School of Natural Sciences, The Linnaeus University SE-391 82 Kalmar, Sweden.
Langmuir. 2010 Jun 15;26(12):9927-36. doi: 10.1021/la100395a.
In the in vitro motility assay, actin filaments are propelled by surface-adsorbed myosin motors, or rather, myosin motor fragments such as heavy meromyosin (HMM). Recently, efforts have been made to develop actomyosin powered nanodevices on the basis of this assay but such developments are hampered by limited understanding of the HMM adsorption geometry. Therefore, we here investigate the HMM adsorption geometries on trimethylchlorosilane- [TMCS-] derivatized hydrophobic surfaces and on hydrophilic negatively charged surfaces (SiO(2)). The TMCS surface is of great relevance in fundamental studies of actomyosin and both surface substrates are important for the development of motor powered nanodevices. Whereas both the TMCS and SiO(2) surfaces were nearly saturated with HMM (incubation at 120 microg mL(-1)) there was little actin binding on SiO(2) in the absence of ATP and no filament sliding in the presence of ATP. This contrasts with excellent actin-binding and motility on TMCS. Quartz crystal microbalance with dissipation (QCM-D) studies demonstrate a HMM layer with substantial protein mass up to 40 nm above the TMCS surface, considerably more than observed for myosin subfragment 1 (S1; 6 nm). Together with the excellent actin transportation on TMCS, this strongly suggests that HMM adsorbs to TMCS mainly via its most C-terminal tail part. Consistent with this idea, fluorescence interference contrast (FLIC) microscopy showed that actin filaments are held by HMM 38 +/- 2 nm above the TMCS-surface with the catalytic site, on average, 20-30 nm above the surface. Viewed in a context with FLIC, QCM-D and TIRF results, the lack of actin motility and the limited actin binding on SiO(2) shows that HMM adsorbs largely via the actin-binding region on this surface with the C-terminal coiled-coil tails extending >50 nm into solution. The results and new insights from this study are of value, not only for the development of motor powered nanodevices but also for the interpretation of fundamental biophysical studies of actomyosin function and for the understanding of surface-protein interactions in general.

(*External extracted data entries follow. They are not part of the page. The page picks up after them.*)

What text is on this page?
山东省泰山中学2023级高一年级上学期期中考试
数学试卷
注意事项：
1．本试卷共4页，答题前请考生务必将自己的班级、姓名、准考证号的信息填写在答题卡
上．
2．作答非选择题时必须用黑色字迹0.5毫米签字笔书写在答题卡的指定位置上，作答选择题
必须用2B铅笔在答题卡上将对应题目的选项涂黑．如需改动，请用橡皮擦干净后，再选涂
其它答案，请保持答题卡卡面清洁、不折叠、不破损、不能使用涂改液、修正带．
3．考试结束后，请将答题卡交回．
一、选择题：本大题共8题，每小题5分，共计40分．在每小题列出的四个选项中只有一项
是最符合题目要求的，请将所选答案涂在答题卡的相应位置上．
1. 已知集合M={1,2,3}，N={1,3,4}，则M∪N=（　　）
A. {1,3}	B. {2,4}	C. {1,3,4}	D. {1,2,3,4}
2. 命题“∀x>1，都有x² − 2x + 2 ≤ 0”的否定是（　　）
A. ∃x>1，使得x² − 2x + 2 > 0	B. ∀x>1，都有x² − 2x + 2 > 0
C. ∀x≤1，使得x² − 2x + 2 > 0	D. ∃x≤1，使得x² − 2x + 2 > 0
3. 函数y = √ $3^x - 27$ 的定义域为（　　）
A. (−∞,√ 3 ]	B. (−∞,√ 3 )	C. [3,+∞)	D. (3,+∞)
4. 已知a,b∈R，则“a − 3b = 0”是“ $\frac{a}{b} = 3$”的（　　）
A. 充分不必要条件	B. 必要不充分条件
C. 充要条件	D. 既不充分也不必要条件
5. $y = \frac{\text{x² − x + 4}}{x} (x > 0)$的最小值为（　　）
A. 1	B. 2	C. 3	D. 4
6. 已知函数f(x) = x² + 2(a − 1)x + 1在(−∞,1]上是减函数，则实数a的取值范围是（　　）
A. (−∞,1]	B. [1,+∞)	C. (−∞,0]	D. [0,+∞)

在体外运动分析中,肌动蛋白丝由表面吸附的肌球蛋白马达或更确切地说是肌球蛋白马达片段(如重酶解肌球蛋白,HMM)来推动。最近,人们已经在这一分析的基础上努力开发基于肌动球蛋白的纳米驱动设备,但这些进展受到对 HMM 吸附几何形状的有限理解的阻碍。因此,我们在这里研究 HMM 在三甲氯硅烷[TMCS]-衍生的疏水表面和亲水带负电荷的表面(SiO2)上的吸附几何形状。TMCS 表面在肌球蛋白和肌动蛋白的基础研究中非常重要,而这两种表面基质对马达驱动的纳米器件的发展都很重要。尽管 TMCS 和 SiO2 表面都几乎被 HMM 饱和(在 120μg mL-1下孵育),但在没有 ATP 的情况下,SiO2 上几乎没有肌动蛋白结合,而在有 ATP 的情况下也没有丝状滑动。这与 TMCS 上极好的肌动蛋白结合和运动形成鲜明对比。石英晶体微天平耗散(QCM-D)研究表明,HMM 层具有大量的蛋白质质量,在 TMCS 表面上方 40nm 处,明显高于肌球蛋白亚基 1(S1;6nm)。与 TMCS 上极好的肌动蛋白输送一起,这强烈表明 HMM 主要通过其最 C 末端的尾部部分吸附在 TMCS 上。荧光干涉对比(FLIC)显微镜显示,HMM 将肌动蛋白丝固定在 TMCS 表面上方 38 ± 2nm 处,催化部位平均在表面上方 20-30nm 处。从 FLIC、QCM-D 和 TIRF 结果的角度来看,SiO2 上肌动蛋白的运动性差和结合量有限表明,HMM 主要通过该表面上的肌动蛋白结合区域吸附,C 末端卷曲螺旋尾部延伸超过 50nm 进入溶液。这项研究的结果和新见解不仅对马达驱动纳米器件的开发具有价值,而且对肌球蛋白和肌动蛋白功能的基础生物物理研究的解释以及对表面-蛋白质相互作用的一般理解也具有价值。